Walking around the Taste of Chicago, Office of Emergency Management and Communications First Deputy Rich Guidice said the job is a “way of life.”
Guidice, second in command at OEMC to Executive Director Alicia Tate-Nadeau, is responsible for day-to-day operations at the agency of about 2,500 people, which coordinates public safety during major events in the city. Four managing deputies — traffic management authority, dispatch operations, administration and public safety IT — report to him.
OEMC manages incidents, coordinates events, operates communications systems, and provides technology through departments such as the 911 dispatch center, 311 city services, traffic management authority and public safety IT.
Guidice has worked for the city of Chicago in various departments for nearly three decades. He started in a construction position at the Chicago Board of Education, and also had a stint in operations at the mayor’s office under Mayor Richard M. Daley. He’s been at OEMC since 2005.
“We have 250 miles of Chicago to keep an eye on,” the 29-year city employee said. “Taste of Chicago is a spectacular event, but it’s not the only thing going on in the city today. We have day-to-day operations, at any given time we could have between 13,000 or 15,000 calls a day coming into our 911 center and another 8,000 calls coming into our 311 center.”
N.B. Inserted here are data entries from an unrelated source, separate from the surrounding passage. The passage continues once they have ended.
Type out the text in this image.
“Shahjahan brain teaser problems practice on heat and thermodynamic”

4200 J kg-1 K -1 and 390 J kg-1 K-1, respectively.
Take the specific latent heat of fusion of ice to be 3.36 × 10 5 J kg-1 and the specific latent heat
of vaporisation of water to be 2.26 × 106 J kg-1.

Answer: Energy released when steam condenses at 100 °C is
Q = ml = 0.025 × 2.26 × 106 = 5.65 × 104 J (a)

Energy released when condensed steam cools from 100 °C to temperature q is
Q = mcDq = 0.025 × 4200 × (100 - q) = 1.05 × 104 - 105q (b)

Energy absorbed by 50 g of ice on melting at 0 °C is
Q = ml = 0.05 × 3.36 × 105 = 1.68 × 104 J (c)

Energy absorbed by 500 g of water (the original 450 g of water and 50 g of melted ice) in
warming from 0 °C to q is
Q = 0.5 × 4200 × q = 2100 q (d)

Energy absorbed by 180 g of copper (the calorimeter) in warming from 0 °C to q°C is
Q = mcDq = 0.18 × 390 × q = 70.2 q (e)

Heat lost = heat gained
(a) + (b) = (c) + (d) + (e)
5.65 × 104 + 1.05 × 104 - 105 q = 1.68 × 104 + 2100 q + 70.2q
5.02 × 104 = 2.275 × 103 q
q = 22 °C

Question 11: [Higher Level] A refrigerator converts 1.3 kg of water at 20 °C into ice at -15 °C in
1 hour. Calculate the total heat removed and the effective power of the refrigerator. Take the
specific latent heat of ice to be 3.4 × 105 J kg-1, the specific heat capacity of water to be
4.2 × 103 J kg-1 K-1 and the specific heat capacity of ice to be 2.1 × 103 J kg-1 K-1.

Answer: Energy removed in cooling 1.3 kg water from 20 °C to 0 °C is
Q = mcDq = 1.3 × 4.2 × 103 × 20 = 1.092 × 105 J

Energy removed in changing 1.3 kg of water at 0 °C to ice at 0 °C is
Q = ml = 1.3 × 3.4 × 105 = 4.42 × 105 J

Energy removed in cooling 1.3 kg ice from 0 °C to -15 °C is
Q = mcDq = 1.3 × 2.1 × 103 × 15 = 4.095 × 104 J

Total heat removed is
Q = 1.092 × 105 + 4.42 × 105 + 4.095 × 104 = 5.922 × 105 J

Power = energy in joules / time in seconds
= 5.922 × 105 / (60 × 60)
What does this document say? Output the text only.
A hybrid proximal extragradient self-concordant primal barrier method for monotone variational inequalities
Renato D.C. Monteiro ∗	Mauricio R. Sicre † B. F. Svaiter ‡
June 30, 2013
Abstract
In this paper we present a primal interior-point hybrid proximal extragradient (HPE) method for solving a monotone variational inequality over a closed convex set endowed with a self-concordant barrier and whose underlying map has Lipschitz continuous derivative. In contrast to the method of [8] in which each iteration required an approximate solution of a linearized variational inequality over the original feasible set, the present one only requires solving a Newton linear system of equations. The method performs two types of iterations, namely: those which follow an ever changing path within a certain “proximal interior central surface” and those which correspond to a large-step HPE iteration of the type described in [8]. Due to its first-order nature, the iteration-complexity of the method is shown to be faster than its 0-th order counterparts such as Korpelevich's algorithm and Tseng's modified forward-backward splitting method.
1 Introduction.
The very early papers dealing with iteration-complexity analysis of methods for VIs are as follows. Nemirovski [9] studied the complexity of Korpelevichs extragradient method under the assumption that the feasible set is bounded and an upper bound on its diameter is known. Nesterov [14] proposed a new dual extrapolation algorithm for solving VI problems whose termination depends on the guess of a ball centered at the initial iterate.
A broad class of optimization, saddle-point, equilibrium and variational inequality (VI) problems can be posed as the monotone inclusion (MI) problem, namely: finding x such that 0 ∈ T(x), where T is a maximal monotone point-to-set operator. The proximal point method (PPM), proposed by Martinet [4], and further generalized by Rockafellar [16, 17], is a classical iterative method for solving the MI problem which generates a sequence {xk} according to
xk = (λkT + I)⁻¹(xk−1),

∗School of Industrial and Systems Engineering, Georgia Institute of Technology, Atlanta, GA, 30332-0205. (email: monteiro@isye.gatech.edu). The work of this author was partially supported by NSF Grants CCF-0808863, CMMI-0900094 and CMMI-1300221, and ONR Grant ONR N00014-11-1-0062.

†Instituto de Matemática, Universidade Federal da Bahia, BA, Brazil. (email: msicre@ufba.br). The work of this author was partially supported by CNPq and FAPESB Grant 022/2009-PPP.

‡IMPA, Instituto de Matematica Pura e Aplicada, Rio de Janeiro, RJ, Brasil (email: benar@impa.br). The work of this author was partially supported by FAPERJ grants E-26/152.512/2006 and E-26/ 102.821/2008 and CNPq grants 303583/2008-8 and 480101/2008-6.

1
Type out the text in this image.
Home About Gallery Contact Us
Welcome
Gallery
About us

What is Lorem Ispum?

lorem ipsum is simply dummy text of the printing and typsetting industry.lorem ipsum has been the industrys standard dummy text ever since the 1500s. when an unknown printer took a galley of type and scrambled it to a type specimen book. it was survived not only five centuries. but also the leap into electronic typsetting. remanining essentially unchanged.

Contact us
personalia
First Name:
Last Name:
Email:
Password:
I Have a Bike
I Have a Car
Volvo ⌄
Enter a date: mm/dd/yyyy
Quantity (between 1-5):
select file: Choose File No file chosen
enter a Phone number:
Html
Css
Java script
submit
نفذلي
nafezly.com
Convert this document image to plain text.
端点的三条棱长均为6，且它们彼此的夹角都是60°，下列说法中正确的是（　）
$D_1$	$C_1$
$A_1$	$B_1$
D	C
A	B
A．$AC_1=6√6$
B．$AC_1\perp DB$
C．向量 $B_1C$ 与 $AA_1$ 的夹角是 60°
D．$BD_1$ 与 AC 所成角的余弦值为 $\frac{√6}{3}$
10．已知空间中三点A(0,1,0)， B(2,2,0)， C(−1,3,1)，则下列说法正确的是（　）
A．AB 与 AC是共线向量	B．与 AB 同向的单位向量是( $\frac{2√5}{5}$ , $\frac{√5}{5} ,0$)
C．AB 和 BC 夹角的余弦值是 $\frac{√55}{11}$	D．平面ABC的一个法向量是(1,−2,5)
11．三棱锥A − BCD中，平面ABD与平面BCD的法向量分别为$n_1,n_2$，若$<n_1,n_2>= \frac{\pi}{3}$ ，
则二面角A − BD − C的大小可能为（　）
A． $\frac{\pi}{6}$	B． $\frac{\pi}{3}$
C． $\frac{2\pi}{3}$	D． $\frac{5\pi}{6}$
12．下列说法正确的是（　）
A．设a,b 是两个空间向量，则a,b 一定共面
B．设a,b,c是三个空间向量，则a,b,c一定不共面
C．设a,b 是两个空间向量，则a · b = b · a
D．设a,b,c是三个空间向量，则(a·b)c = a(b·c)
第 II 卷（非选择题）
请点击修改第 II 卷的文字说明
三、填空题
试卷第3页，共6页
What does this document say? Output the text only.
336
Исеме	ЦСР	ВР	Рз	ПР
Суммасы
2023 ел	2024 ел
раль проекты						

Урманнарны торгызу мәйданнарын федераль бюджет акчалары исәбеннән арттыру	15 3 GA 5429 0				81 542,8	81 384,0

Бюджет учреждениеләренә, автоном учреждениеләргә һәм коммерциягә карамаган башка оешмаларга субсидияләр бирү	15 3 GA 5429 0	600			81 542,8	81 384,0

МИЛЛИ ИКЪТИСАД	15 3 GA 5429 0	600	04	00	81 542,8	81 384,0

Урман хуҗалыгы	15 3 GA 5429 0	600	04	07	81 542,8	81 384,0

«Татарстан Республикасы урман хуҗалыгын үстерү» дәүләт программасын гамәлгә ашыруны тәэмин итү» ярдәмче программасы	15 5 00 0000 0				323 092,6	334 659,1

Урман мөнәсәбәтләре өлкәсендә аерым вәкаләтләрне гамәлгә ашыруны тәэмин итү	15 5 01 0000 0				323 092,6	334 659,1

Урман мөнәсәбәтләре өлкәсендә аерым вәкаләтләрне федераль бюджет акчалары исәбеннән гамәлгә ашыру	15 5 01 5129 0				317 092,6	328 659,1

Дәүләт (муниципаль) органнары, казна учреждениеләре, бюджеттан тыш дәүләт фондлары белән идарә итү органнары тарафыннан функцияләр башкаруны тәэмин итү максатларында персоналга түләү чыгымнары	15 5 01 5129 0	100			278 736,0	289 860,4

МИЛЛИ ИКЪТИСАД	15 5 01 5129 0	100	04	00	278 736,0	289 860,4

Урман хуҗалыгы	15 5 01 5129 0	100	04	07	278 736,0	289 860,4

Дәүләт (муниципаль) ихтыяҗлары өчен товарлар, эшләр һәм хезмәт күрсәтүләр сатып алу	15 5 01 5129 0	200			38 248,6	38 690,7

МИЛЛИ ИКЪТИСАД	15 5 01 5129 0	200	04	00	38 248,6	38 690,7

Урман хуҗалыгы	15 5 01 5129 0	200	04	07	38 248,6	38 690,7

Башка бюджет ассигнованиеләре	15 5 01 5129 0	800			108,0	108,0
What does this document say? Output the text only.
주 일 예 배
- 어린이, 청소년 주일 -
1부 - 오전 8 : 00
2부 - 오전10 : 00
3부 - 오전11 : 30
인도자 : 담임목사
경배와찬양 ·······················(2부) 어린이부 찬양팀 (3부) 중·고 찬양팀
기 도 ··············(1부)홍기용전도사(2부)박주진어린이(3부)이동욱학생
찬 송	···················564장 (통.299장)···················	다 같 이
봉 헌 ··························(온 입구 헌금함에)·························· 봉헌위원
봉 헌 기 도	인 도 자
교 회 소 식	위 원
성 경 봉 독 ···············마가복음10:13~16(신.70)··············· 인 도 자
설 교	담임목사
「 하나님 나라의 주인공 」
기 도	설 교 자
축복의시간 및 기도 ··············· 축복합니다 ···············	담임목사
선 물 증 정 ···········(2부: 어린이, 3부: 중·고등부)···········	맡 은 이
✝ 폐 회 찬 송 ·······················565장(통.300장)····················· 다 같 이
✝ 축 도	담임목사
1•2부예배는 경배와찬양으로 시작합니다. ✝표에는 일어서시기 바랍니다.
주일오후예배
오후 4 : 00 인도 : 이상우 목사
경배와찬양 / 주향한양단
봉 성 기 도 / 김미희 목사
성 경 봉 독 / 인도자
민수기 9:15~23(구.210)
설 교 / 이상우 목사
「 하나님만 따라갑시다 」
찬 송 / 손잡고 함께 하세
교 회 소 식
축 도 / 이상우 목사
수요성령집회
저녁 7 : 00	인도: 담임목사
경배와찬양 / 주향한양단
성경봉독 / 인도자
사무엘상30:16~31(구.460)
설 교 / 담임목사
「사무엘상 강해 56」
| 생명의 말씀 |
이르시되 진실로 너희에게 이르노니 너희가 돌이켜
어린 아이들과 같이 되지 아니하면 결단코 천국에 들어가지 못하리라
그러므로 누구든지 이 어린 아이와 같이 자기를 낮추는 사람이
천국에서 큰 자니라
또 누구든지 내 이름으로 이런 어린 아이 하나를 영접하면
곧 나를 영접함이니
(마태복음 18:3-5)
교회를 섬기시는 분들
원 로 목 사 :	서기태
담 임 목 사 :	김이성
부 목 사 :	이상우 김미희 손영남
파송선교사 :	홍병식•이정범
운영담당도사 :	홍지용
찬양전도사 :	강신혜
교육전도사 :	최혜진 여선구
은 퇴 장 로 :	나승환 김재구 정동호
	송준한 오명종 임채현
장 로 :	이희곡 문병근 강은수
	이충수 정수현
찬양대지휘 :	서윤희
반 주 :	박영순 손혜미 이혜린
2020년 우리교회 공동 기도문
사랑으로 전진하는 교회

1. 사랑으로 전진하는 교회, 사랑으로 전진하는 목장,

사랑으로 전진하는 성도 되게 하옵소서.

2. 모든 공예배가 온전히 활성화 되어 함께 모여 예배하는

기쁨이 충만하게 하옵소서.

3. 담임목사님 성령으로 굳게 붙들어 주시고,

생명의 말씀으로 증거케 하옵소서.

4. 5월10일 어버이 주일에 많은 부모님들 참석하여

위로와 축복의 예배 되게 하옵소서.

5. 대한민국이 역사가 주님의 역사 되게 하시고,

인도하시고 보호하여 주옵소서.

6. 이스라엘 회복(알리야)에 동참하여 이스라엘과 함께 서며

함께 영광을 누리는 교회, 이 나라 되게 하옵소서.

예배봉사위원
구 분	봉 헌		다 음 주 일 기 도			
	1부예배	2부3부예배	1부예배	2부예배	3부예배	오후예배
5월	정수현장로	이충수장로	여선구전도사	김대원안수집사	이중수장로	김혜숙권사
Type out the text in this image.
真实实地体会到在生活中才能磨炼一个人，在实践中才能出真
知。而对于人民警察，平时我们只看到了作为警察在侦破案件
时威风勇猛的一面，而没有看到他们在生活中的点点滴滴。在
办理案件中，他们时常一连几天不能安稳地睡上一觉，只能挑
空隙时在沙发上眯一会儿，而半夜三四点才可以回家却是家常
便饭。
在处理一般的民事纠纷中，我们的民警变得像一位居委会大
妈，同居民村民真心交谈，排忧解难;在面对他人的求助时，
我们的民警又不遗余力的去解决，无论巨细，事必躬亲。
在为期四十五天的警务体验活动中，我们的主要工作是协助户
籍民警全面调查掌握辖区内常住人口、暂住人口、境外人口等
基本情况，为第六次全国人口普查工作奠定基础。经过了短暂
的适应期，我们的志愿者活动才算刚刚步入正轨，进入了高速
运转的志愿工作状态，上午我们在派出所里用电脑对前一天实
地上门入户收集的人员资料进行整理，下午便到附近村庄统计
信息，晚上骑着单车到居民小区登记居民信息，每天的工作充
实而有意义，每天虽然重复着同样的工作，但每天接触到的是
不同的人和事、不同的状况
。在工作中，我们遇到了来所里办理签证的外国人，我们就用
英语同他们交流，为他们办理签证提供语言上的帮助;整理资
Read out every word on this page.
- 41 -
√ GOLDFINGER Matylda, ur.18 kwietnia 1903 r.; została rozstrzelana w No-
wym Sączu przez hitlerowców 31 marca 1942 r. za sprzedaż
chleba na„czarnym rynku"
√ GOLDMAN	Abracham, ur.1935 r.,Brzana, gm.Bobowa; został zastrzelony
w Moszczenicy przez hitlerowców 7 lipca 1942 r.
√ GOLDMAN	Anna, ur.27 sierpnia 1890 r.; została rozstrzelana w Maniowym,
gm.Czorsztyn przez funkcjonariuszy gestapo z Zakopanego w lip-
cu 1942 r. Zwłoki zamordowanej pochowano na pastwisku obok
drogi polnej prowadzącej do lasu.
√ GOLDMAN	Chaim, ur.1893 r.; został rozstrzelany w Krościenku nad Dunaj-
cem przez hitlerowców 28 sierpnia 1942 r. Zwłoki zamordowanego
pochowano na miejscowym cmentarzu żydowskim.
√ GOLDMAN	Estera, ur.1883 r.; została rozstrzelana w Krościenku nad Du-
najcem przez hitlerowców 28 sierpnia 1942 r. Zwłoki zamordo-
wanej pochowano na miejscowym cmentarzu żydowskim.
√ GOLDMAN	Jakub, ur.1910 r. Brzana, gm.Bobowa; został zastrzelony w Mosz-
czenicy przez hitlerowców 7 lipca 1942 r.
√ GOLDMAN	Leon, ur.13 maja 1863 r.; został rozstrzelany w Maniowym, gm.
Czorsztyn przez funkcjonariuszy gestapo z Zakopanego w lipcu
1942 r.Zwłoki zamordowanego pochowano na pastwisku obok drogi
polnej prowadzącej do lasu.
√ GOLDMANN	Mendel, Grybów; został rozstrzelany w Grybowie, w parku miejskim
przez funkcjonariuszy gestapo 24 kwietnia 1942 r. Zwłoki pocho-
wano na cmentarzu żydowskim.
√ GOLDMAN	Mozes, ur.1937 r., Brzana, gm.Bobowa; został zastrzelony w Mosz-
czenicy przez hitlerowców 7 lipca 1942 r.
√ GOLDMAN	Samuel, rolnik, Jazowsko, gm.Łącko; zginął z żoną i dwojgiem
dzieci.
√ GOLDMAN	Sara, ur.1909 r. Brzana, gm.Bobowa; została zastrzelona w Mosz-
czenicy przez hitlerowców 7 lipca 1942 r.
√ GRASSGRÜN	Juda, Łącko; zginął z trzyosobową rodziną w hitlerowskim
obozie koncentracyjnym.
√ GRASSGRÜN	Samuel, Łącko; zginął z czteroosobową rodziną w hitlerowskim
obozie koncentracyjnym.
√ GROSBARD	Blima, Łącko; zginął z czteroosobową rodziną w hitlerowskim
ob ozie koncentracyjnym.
He starts every day with a 5:30 a.m. phone call — 7 a.m. on the weekends — to inform him of what happened overnight, so he’s “not caught off guard.” Carrying a scanner radio with him everywhere he goes, Guidice said he never wants to turn on the news and find out information he should have gotten firsthand.
Often he even gets called in the middle of the night, noting that, for example, he was woken up when 13 people, including a 3-year-old boy, were shot in Cornell Square Park in September 2013.
“It’s a commitment. It’s a 100 percent commitment, and I’ll tell you that having this job your phone will not stop ringing,” he said. “Don’t expect to sleep at nighttime, you will not get a full night’s rest in this job. A lot of public safety jobs — the police department and the fire department are getting the same calls that we’re getting — but it will keep you up at night.”
OEMC also coordinates major events in the city if more than one agency becomes involved, such as the Department of Streets and Sanitation or even Illinois State Police or the FBI. Those events could range from protests, music festivals and parades, to major weather events or emergency situations.
“We bring everybody to the table to make sure that we have the best possible plan that we can put on paper and put toward any event. … Our bench is deep when it comes to public safety planning in the city of Chicago,” he said, adding the agency regularly hosts workshops — 17 in 2017 — with an aim to increase emergency preparedness.
“Whether it was vehicle ramming an active shooter, whatever type of threat happened around the world or another part of the country, we come back here, we bring it home and we mimic the event, how we would handle it, how we would prepare for it,” he said.
The lifelong Chicagoan, who will celebrate his 50th birthday in August, grew up in Humboldt Park and now lives on Lake Shore Drive in the Loop.